Der Joker hatte die Kette, die er um ihr Handgelenk geschlungen hatte, ein klein wenig gelockert. Dennoch waren sie einander noch immer so nah, dass sie beinahe dieselbe Luft einatmeten. Sie waren nur wenige Herzschläge voneinander entfernt.
,,Ich bin ganz Ohr'', raunte er leise, denn er war wirklich darauf gespannt, was sie zu sagen hatte.
,,Wenn ich daran denke, was ich alles über Sie gehört habe, was ich selbst spüre, wenn ich in Ihrer Nähe bin, dann sehe ich einen einsamen weißen Wolf, der allein in der Nacht umher streift. Stetig auf der Suche nach etwas, irgend etwas, von dem er glaubt es in der unendlichen Weite finden zu können. Aber ich bin mir nicht sicher, ob er selbst das Ziel seiner endlosen Reise kennt.''
,,Hmmm'', machte der Joker und es klang beinahe wirklich wie ein Knurren. ,,Mir gefällt deine Denkweise, Schätzchen. Wirklich! Ein Wolf der durch die dunkle Nacht streift, klingt doch nach etwas! Aber wie sagt man so schön? Der Weg ist das Ziel, nicht wahr? Vielleicht sucht der Wolf überhaupt nichts. Vielleicht gefällt ihm seine Unabhängigkeit, die Möglichkeit zu tun und zu lassen, was er will. Seine Artgenossen zu zerfleischen oder sie dazu zu bringen es selbst zu tun. Und einsam? Warum sollte ich mich einsam fühlen? Ich hatte alles was ich brauchte: Sprengstoff, Benzin, Luft in meinen Lungen, und ich habe eine Idee in meinem Kopf. Eine Vision. Was sollte ich noch wollen?''
,,Haben Sie noch nie den Wunsch verspürt sich einer anderen Person anzuvertrauen?''
,,Ahhh, vertrauen'', sagt er, dehnte das Wort, wie ein Gummiband, ,,kann man in dieser Welt Niemandem, Schätzchen. Wenn es hart auf hart kommt, dann sind sie schneller weg, als du um Hilfe rufen kannst. All ihre Grundsätze, all ihre Versprechen, sind dann nicht mehr wert, als der Dreck unter ihren Fingernägeln'', erwiderte er und konfrontierte sie mit der schonungslosen Wahrheit. ,,Und wenn ich Hilfe brauchte, gab es immer genügend Leute.''
,,Ich spreche nicht von ihren Handlangern, Joker. Ich spreche von einer Person, der sie blindlings vertrauen können. Bei der Sie wissen, dass sie für Sie da ist. Was auch kommen mag.''
Der Clown konnte das Konzept zwar verstehen, er begriff was sie meinte. Aber es passte einfach nicht zu ihm.

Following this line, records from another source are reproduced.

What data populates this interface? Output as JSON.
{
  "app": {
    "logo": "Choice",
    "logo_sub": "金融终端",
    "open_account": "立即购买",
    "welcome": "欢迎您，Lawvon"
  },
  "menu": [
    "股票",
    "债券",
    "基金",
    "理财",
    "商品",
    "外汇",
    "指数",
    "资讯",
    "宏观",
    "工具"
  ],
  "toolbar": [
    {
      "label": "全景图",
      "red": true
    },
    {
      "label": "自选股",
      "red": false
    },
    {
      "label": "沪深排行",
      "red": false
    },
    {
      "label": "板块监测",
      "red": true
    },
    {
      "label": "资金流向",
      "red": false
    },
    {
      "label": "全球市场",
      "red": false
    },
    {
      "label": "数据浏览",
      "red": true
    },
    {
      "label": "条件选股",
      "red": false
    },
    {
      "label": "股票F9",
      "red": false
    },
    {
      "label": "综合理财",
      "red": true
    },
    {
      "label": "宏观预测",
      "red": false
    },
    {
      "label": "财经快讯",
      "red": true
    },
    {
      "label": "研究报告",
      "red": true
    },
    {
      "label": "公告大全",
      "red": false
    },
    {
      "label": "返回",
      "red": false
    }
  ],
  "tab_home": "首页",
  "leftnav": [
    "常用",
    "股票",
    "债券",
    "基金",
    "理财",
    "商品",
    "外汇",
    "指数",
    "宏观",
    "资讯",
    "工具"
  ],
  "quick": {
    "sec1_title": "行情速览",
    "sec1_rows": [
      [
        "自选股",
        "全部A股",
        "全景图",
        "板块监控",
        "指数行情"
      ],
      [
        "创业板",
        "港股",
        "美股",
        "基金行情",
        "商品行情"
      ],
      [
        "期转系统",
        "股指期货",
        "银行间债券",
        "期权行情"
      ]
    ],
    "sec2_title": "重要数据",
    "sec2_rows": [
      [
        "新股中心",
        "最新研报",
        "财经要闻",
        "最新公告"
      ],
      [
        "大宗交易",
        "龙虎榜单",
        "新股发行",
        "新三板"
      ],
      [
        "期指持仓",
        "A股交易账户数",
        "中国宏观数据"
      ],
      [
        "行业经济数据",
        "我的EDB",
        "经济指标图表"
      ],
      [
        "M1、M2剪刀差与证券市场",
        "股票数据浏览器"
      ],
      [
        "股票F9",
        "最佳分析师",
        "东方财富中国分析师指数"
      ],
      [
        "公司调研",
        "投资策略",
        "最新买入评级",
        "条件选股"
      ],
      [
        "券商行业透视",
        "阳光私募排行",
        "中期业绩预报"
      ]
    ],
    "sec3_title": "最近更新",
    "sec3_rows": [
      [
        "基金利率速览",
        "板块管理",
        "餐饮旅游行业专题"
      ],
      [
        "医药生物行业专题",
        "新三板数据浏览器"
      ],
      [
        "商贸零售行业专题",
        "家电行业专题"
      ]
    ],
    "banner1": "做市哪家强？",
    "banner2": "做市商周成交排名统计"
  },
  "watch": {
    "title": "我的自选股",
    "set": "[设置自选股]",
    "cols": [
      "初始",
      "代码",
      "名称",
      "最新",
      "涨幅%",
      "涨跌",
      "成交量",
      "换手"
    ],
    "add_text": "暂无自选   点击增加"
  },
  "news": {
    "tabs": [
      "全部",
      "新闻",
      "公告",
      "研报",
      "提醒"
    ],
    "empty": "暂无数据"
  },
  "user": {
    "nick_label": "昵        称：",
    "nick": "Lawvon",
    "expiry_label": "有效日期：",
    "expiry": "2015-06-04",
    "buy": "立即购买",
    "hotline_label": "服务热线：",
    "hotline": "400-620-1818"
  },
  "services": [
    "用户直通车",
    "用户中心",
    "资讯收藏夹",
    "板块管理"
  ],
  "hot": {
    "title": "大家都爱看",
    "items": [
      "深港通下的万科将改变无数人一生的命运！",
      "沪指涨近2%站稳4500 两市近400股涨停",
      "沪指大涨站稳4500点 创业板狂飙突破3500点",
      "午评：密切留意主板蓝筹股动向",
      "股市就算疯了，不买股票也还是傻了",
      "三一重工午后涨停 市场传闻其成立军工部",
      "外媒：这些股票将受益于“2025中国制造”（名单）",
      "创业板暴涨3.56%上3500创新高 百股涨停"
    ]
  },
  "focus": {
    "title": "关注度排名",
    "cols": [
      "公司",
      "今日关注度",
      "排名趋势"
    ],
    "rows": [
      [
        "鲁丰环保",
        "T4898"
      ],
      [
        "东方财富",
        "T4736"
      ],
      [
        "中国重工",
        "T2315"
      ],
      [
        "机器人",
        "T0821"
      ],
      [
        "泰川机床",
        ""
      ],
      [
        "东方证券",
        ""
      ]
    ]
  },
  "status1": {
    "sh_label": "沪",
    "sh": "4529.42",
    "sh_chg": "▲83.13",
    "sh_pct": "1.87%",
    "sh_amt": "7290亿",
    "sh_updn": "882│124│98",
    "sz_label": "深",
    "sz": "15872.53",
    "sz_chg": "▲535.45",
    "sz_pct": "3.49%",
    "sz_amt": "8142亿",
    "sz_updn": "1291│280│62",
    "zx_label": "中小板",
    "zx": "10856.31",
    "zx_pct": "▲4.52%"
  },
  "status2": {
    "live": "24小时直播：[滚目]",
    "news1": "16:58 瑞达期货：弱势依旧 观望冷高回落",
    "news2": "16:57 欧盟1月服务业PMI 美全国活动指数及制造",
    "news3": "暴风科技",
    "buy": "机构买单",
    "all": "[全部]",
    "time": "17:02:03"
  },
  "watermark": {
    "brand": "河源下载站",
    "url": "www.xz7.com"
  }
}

Das wäre nicht das was er war.
,,Hast du so jemanden?'', stellte er die Frage, anstatt die ihre zu beantworten.
Ein sehr sanftes Lächeln breitete sich auf ihren Lippen aus. Es stand ihr, es brachte ihre Augen zum leuchten.
,,Wohl eher hatte. Natürlich meinen Vater, vielleicht auch meine Mutter, aber sie starb kurz nach meiner Geburt. Aber vor allem meinen Bruder.''
,,Lass mich raten, auch tot?'', fiel er ihr ins Wort und begann zu kichern, es war ein äußerst grausamer Ton, der in ihren Ohren klingelte.

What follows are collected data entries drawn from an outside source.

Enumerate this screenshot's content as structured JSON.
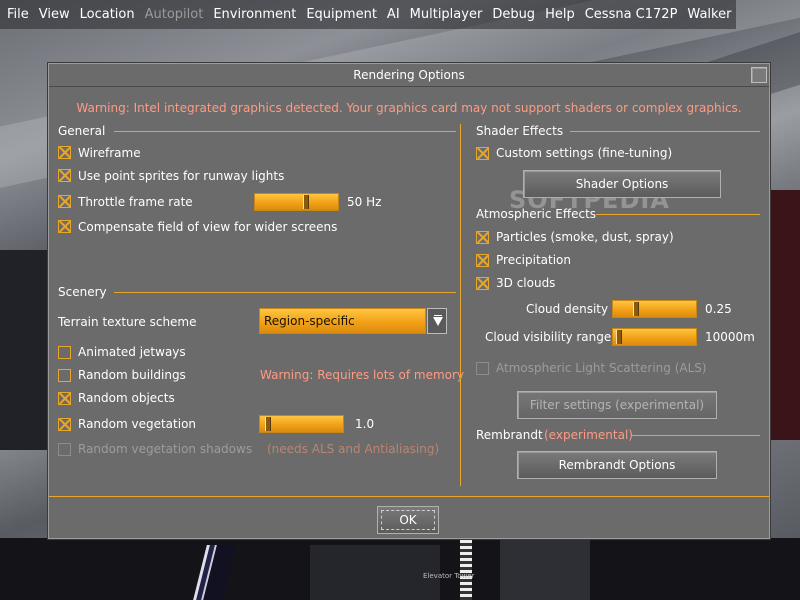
{
  "menubar": {
    "items": [
      {
        "label": "File",
        "enabled": true
      },
      {
        "label": "View",
        "enabled": true
      },
      {
        "label": "Location",
        "enabled": true
      },
      {
        "label": "Autopilot",
        "enabled": false
      },
      {
        "label": "Environment",
        "enabled": true
      },
      {
        "label": "Equipment",
        "enabled": true
      },
      {
        "label": "AI",
        "enabled": true
      },
      {
        "label": "Multiplayer",
        "enabled": true
      },
      {
        "label": "Debug",
        "enabled": true
      },
      {
        "label": "Help",
        "enabled": true
      },
      {
        "label": "Cessna C172P",
        "enabled": true
      },
      {
        "label": "Walker",
        "enabled": true
      }
    ]
  },
  "dialog": {
    "title": "Rendering Options",
    "warning": "Warning: Intel integrated graphics detected.  Your graphics card may not support shaders or complex graphics.",
    "general": {
      "heading": "General",
      "wireframe": {
        "label": "Wireframe",
        "checked": true
      },
      "point_sprites": {
        "label": "Use point sprites for runway lights",
        "checked": true
      },
      "throttle": {
        "label": "Throttle frame rate",
        "checked": true,
        "slider_fraction": 0.62,
        "value_text": "50 Hz"
      },
      "compensate_fov": {
        "label": "Compensate field of view for wider screens",
        "checked": true
      }
    },
    "scenery": {
      "heading": "Scenery",
      "terrain_label": "Terrain texture scheme",
      "terrain_value": "Region-specific",
      "animated_jetways": {
        "label": "Animated jetways",
        "checked": false
      },
      "random_buildings": {
        "label": "Random buildings",
        "checked": false
      },
      "buildings_warning": "Warning: Requires lots of memory",
      "random_objects": {
        "label": "Random objects",
        "checked": true
      },
      "random_vegetation": {
        "label": "Random vegetation",
        "checked": true,
        "slider_fraction": 0.05,
        "value_text": "1.0"
      },
      "vegetation_shadows": {
        "label": "Random vegetation shadows",
        "checked": false,
        "enabled": false
      },
      "shadows_note": "(needs ALS and Antialiasing)"
    },
    "shader_effects": {
      "heading": "Shader Effects",
      "custom_settings": {
        "label": "Custom settings (fine-tuning)",
        "checked": true
      },
      "shader_options_button": "Shader Options"
    },
    "atmospheric_effects": {
      "heading": "Atmospheric Effects",
      "particles": {
        "label": "Particles (smoke, dust, spray)",
        "checked": true
      },
      "precipitation": {
        "label": "Precipitation",
        "checked": true
      },
      "clouds_3d": {
        "label": "3D clouds",
        "checked": true
      },
      "cloud_density": {
        "label": "Cloud density",
        "slider_fraction": 0.25,
        "value_text": "0.25"
      },
      "cloud_visibility": {
        "label": "Cloud visibility range",
        "slider_fraction": 0.02,
        "value_text": "10000m"
      },
      "als": {
        "label": "Atmospheric Light Scattering (ALS)",
        "checked": false,
        "enabled": false
      },
      "filter_button": "Filter settings (experimental)"
    },
    "rembrandt": {
      "heading": "Rembrandt",
      "heading_note": "(experimental)",
      "button": "Rembrandt Options"
    },
    "ok_button": "OK"
  },
  "watermark": "SOFTPEDIA",
  "scene": {
    "sign_text": "Elevator Tower",
    "side_text": "......."
  },
  "colors": {
    "accent": "#e8a62a",
    "warning": "#ff9b83",
    "dialog_bg": "#6b6b6b"
  }
}
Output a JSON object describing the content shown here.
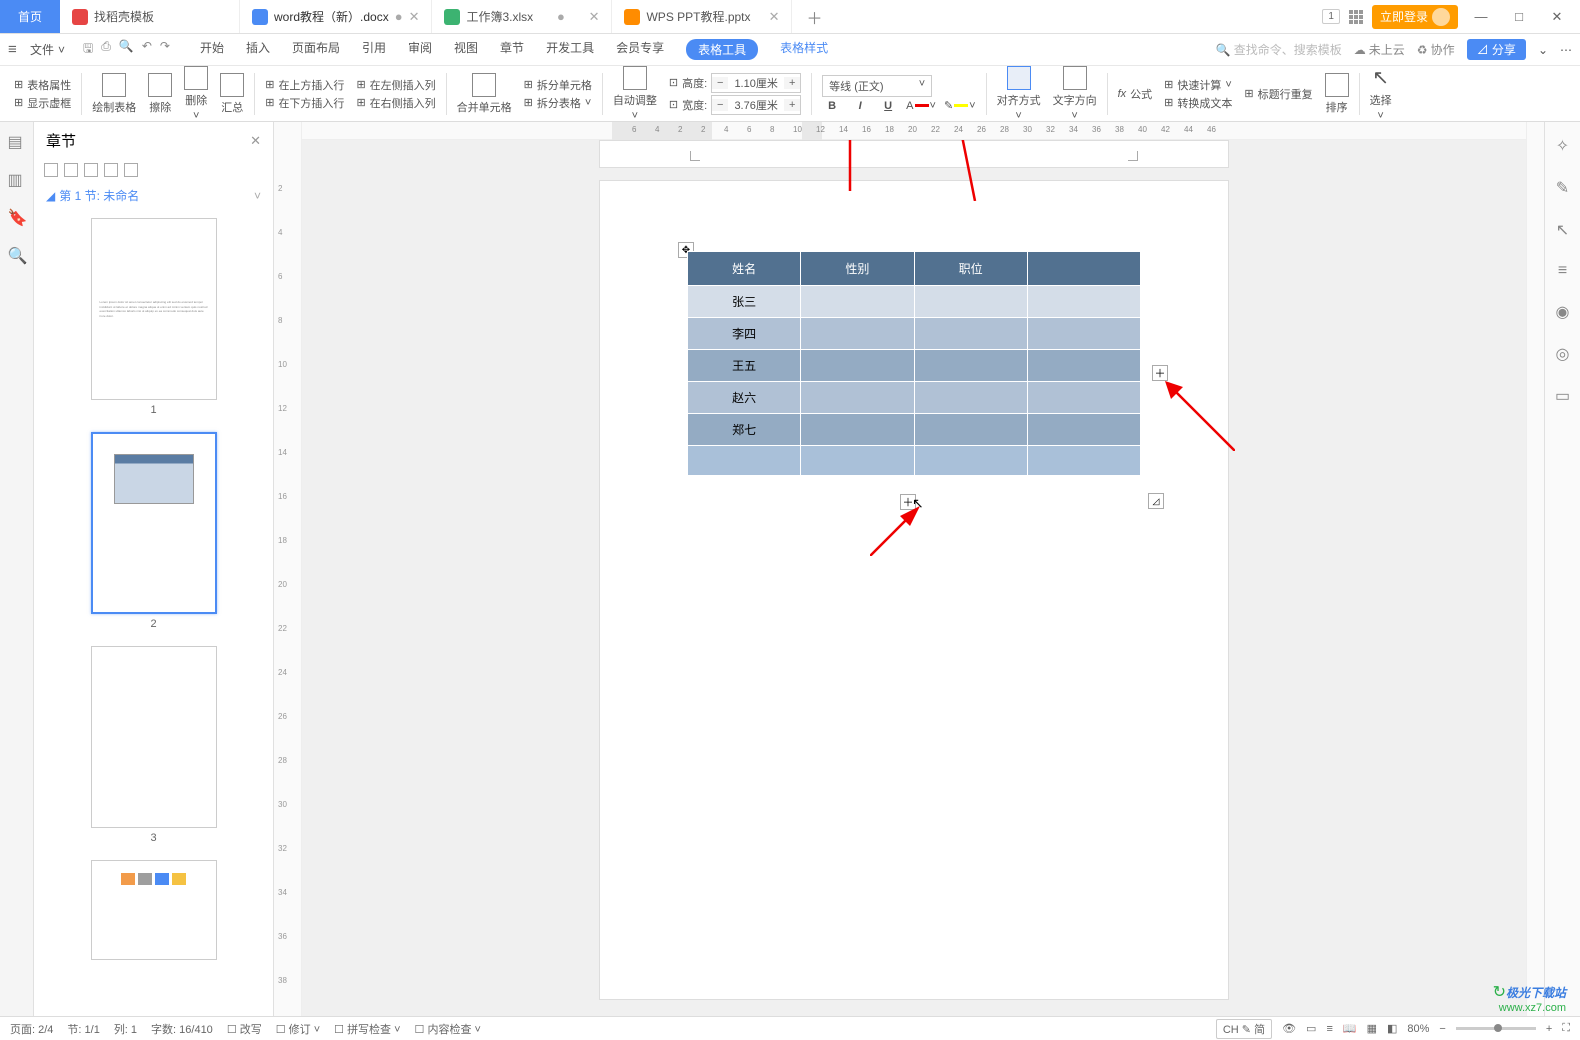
{
  "titlebar": {
    "home": "首页",
    "tabs": [
      {
        "label": "找稻壳模板",
        "icon_bg": "#e64544"
      },
      {
        "label": "word教程（新）.docx",
        "icon_bg": "#4b8bf4",
        "active": true
      },
      {
        "label": "工作簿3.xlsx",
        "icon_bg": "#3cb371"
      },
      {
        "label": "WPS PPT教程.pptx",
        "icon_bg": "#ff8c00"
      }
    ],
    "tab_count": "1",
    "login": "立即登录",
    "win_min": "—",
    "win_max": "□",
    "win_close": "✕"
  },
  "menubar": {
    "file": "文件",
    "tabs": [
      "开始",
      "插入",
      "页面布局",
      "引用",
      "审阅",
      "视图",
      "章节",
      "开发工具",
      "会员专享"
    ],
    "table_tools": "表格工具",
    "table_style": "表格样式",
    "search_placeholder": "查找命令、搜索模板",
    "not_cloud": "未上云",
    "coop": "协作",
    "share": "分享"
  },
  "ribbon": {
    "table_props": "表格属性",
    "show_grid": "显示虚框",
    "draw_table": "绘制表格",
    "erase": "擦除",
    "delete": "删除",
    "summary": "汇总",
    "ins_above": "在上方插入行",
    "ins_left": "在左侧插入列",
    "ins_below": "在下方插入行",
    "ins_right": "在右侧插入列",
    "merge": "合并单元格",
    "split_cell": "拆分单元格",
    "split_table": "拆分表格",
    "auto_adjust": "自动调整",
    "height_label": "高度:",
    "height_val": "1.10厘米",
    "width_label": "宽度:",
    "width_val": "3.76厘米",
    "font_name": "等线 (正文)",
    "align": "对齐方式",
    "text_dir": "文字方向",
    "formula": "公式",
    "quick_calc": "快速计算",
    "title_repeat": "标题行重复",
    "to_text": "转换成文本",
    "sort": "排序",
    "select": "选择"
  },
  "chapter": {
    "title": "章节",
    "section1": "第 1 节: 未命名",
    "pages": [
      "1",
      "2",
      "3"
    ]
  },
  "table": {
    "headers": [
      "姓名",
      "性别",
      "职位"
    ],
    "rows": [
      "张三",
      "李四",
      "王五",
      "赵六",
      "郑七"
    ]
  },
  "statusbar": {
    "page": "页面: 2/4",
    "section": "节: 1/1",
    "col": "列: 1",
    "words": "字数: 16/410",
    "track": "改写",
    "revise": "修订",
    "spell": "拼写检查",
    "content": "内容检查",
    "ime": "CH ✎ 简",
    "zoom": "80%"
  },
  "watermark": {
    "line1": "极光下载站",
    "line2": "www.xz7.com"
  }
}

,,Soll ich es Ihnen nun erzählen oder nicht'', fragte sie, nachdem er sich ein wenig beruhigt hatte. Der Joker holte japsend Luft und sagte ihr, dass sie es tun solle.

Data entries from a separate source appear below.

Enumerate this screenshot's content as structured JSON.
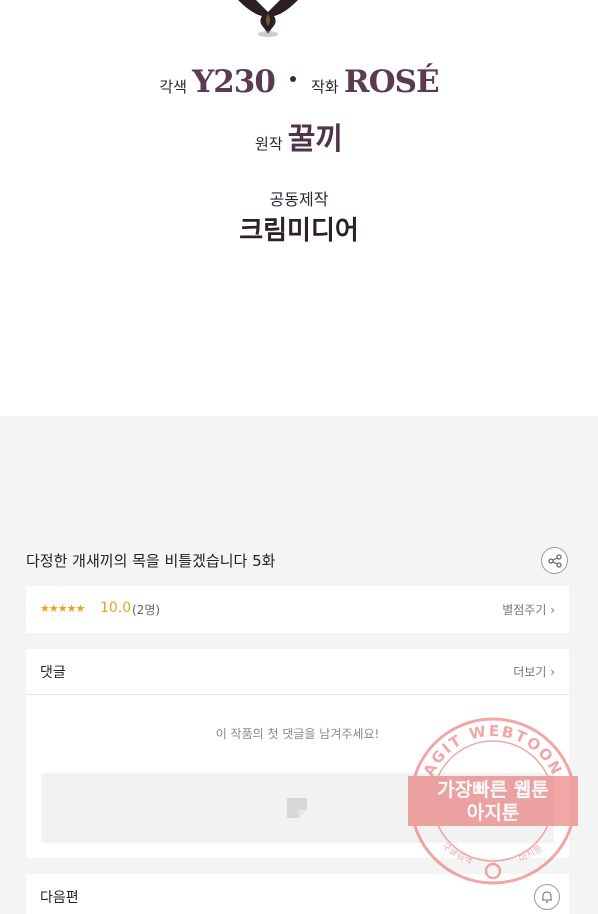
{
  "credits": {
    "adapt_label": "각색",
    "adapt_name": "Y230",
    "art_label": "작화",
    "art_name": "ROSÉ",
    "original_label": "원작",
    "original_name": "꿀끼",
    "coprod_label": "공동제작",
    "coprod_name": "크림미디어"
  },
  "episode": {
    "title": "다정한 개새끼의 목을 비틀겠습니다 5화",
    "share_icon": "share-icon"
  },
  "rating": {
    "stars": "★★★★★",
    "value": "10.0",
    "count": "(2명)",
    "rate_link": "별점주기 ›"
  },
  "comments": {
    "title": "댓글",
    "more": "더보기 ›",
    "empty_message": "이 작품의 첫 댓글을 남겨주세요!"
  },
  "next": {
    "title": "다음편",
    "icon": "bell-icon"
  },
  "watermark": {
    "arc_text": "AGIT WEBTOON",
    "line1": "가장빠른 웹툰",
    "line2": "아지툰",
    "left_small": "구글검색",
    "right_small": "아지툰"
  },
  "colors": {
    "accent_star": "#f0a01e",
    "watermark": "#e8605f"
  }
}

,,Soweit ich weiß ist er nicht gestorben, aber er hat den Tod unseres Vaters nie verkraftet. Er gab sich die Schuld daran. An dem Abend, als es geschah hatten sie einen furchtbaren Streit, ich weiß nicht mehr genau was es war, komisch oder? Oft können wir uns später gar nicht mehr an die Dinge erinnern, die uns so einst so sehr in Rage brachten'', bemerkte sie. ,,Wie dem auch sei, sie stritten sich, er lief davon. Zunächst wollte mein Vater ihn in Ruhe lassen. Es war nichts neues für uns, dass er mal für ein paar Stunden wegblieb. Es war eine schwierige Zeit. Mein Augenlicht verschlechterte sich zusehends. Ich benötigte viel Hilfe und Aufmerksamkeit. Ich denke mein Bruder fühlte sich einfach nur ein wenig einsam und isoliert. Die Leute begannen nicht nur mich zu piesacken, sondern auch ihn. Aber er hat mich immer beschützt. Es gab einen Tag'', sagte sie und lachte kurz auf, ,,da kam er mit einem abgebrochenen Zahn nach Hause. Das werde ich nie vergessen. Er hatte sich mit einem der Jungs geprügelt, die mal wieder über mich hergezogen hatten. Aber dieses Mal war es schlimmer gewesen. Es waren anzügliche Bemerkungen gefallen, die eine elfjährige nicht hören sollte. Er war ein wenig aufdringlich geworden. Und mein Bruder stand am Abend, mit seinem abgebrochenen Zahn und einem blauen Auge in der Tür und sagte mir, dass der Kerl mich nie wieder belästigen würde, dafür hätte er gesorgt. Und ich war stolz auf meinen kopflosen mutigen Bruder, der für mich immer wie ein strahlender Ritter wirkte. Aber ich denke tief in seinem Inneren war es schwer für ihn, und ich kann es ihm nicht verdenken. Es war schwer für uns alle...''
Alices Gedanken schweiften ein wenig in die Ferne. Zu jenen Tagen, die weit in der Vergangenheit lagen, so weit zurück das manche von ihnen verblasst waren. Wie die Ecken eines Polaroids.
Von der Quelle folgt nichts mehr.